What can businesses learn at Avast’s expense?

1. “Browsing and location data are sensitive. Full stop.”

In less than two years, the FTC has steadily expanded its definition of sensitive data to include precise geolocation (Kochava, X-Mode, and In-Market), biometric (Rite Aid and Alexa), health data (GoodRx, BetterHelp, and Premom), and now browsing data. Notably, browsing data typically doesn’t include data elements one would normally consider to be sensitive with sensitive data (e.g. name, social security number, race, health data, financial data, etc.), but according to the agency, that data is still “sensitive” because of what it can reveal about a consumer, particularly when paired with a unique and persistent identifier.

2. Selling or licensing browsing data requires affirmative express consent.

The FTC has made clear that because browsing data is “sensitive,” it’s subject to the same rules that apply to other types of sensitive data. Thus, a business cannot sell or share browsing data for advertising purposes without first obtaining the consumer’s affirmative express consent.

The FTC defined affirmative express consent in the Avast order both by what is and is not. First, the FTC defined affirmative express consent as “any freely given, specific, informed, and unambiguous indication of an individual consumer’s wishes demonstrating agreement by the individual, such as by clear affirmative action, following a clear and conspicuous disclosure to the individual . . . of all information material to the provision of consent.”

The Avast order further notes that affirmative express consent must be separate from any privacy policy, terms of service, terms of use, or similar document. And the FTC makes clear that hovering over, muting, pausing, or closing of a piece of content by the consumer or obtaining consent through a user interface that has the effect of subverting or impairing decision-making or choice is not affirmative express consent.

3. Mean what you say.

It cannot have been lost on the FTC that Avast’s practices were the polar  opposite of the privacy representations it made to consumers.
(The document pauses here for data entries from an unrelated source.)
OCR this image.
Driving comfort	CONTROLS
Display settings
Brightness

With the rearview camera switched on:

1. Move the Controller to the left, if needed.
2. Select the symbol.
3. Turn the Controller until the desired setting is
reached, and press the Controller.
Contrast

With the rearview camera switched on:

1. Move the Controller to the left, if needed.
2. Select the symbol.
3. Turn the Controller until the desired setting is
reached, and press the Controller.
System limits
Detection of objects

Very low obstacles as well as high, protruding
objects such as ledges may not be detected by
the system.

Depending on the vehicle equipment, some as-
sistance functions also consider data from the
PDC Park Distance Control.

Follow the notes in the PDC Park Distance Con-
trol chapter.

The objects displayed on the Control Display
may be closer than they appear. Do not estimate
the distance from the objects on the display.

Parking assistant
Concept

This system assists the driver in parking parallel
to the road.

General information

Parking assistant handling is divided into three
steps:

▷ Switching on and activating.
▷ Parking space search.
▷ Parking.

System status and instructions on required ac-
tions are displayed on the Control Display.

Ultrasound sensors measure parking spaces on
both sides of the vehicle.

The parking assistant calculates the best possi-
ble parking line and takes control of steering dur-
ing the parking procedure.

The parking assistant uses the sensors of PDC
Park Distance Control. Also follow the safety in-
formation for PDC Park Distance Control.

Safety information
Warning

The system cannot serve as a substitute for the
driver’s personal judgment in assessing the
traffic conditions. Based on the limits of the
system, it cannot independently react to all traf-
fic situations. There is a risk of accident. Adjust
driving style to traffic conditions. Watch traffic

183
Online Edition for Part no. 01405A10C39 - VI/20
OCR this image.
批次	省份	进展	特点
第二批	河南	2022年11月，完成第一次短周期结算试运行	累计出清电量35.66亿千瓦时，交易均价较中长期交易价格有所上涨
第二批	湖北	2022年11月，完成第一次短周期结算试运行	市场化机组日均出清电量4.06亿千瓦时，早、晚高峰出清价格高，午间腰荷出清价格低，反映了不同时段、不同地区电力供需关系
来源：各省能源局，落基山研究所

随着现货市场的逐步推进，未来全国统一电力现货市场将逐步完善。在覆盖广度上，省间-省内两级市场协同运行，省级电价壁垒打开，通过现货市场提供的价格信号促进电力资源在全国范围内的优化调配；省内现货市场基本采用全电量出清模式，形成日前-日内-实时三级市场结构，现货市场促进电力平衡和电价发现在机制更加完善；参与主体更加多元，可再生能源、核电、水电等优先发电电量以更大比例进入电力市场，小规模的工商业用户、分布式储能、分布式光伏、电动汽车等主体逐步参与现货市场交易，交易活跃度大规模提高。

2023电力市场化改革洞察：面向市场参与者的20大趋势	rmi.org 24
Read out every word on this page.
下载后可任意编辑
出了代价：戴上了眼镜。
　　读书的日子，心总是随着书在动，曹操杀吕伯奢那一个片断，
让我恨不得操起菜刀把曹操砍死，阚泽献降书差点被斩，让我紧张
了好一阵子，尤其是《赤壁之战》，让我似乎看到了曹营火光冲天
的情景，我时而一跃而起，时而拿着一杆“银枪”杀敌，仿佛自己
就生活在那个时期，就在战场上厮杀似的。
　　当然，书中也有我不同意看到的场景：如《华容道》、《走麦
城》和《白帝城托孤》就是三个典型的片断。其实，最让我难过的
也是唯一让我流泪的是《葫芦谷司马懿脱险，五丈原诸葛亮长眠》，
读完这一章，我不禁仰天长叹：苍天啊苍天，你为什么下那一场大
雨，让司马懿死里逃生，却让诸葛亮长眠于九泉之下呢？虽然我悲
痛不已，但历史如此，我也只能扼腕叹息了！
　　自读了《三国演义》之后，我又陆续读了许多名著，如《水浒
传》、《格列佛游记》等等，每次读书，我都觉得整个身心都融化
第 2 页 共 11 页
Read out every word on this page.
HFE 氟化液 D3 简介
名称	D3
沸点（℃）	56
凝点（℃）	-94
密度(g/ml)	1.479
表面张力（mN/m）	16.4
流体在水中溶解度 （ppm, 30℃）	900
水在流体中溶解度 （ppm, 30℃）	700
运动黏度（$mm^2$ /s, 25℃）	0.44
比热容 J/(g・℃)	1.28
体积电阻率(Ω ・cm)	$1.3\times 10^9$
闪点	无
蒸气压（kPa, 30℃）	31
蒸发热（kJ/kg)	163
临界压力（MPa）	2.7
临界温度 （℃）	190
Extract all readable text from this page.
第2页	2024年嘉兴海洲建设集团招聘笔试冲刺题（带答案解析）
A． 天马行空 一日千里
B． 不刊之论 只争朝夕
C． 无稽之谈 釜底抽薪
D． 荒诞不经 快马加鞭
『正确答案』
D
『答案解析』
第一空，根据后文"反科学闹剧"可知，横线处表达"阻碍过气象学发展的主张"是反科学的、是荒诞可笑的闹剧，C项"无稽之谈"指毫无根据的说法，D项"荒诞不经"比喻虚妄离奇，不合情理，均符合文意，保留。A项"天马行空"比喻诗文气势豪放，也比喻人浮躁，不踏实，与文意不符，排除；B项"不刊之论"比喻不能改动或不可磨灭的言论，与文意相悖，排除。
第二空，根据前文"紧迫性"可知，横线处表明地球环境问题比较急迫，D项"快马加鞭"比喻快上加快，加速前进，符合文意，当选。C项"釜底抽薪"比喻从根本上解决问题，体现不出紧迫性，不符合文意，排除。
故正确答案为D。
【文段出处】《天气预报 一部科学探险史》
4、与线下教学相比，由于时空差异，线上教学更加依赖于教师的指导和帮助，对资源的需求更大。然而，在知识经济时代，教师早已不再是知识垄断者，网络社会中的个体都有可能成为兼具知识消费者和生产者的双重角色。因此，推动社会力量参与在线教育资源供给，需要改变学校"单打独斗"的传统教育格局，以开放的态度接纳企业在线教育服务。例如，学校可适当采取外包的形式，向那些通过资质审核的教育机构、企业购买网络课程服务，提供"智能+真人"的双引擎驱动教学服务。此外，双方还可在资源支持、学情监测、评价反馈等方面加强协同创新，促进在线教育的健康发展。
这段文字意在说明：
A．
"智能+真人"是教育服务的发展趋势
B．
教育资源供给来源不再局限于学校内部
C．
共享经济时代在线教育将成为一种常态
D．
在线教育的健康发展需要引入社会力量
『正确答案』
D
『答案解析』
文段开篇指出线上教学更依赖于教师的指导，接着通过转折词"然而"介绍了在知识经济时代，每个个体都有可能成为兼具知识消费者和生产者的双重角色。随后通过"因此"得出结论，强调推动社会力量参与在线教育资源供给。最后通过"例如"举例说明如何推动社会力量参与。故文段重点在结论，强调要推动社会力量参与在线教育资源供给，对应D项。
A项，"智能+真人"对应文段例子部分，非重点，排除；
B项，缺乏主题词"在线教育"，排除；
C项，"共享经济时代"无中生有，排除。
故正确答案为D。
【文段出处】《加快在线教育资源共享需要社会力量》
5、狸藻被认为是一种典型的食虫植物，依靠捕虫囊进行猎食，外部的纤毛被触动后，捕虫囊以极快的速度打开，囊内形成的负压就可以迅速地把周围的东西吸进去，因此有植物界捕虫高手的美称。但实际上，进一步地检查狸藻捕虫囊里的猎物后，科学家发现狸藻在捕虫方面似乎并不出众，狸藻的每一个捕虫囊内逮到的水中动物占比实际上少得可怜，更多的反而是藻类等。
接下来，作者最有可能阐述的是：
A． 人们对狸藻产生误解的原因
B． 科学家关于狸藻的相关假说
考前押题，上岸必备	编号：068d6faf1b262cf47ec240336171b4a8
In the press release accompanying the action, Chair Lina Khan noted “Avast’s decision to expressly market its products as safeguarding people’s browsing records and protecting data from tracking only to then sell those records is especially galling.” The message is therefore clear: your privacy practices should align with the letter and the spirit of your privacy commitments, especially if you market your offerings as protecting peoples’ privacy.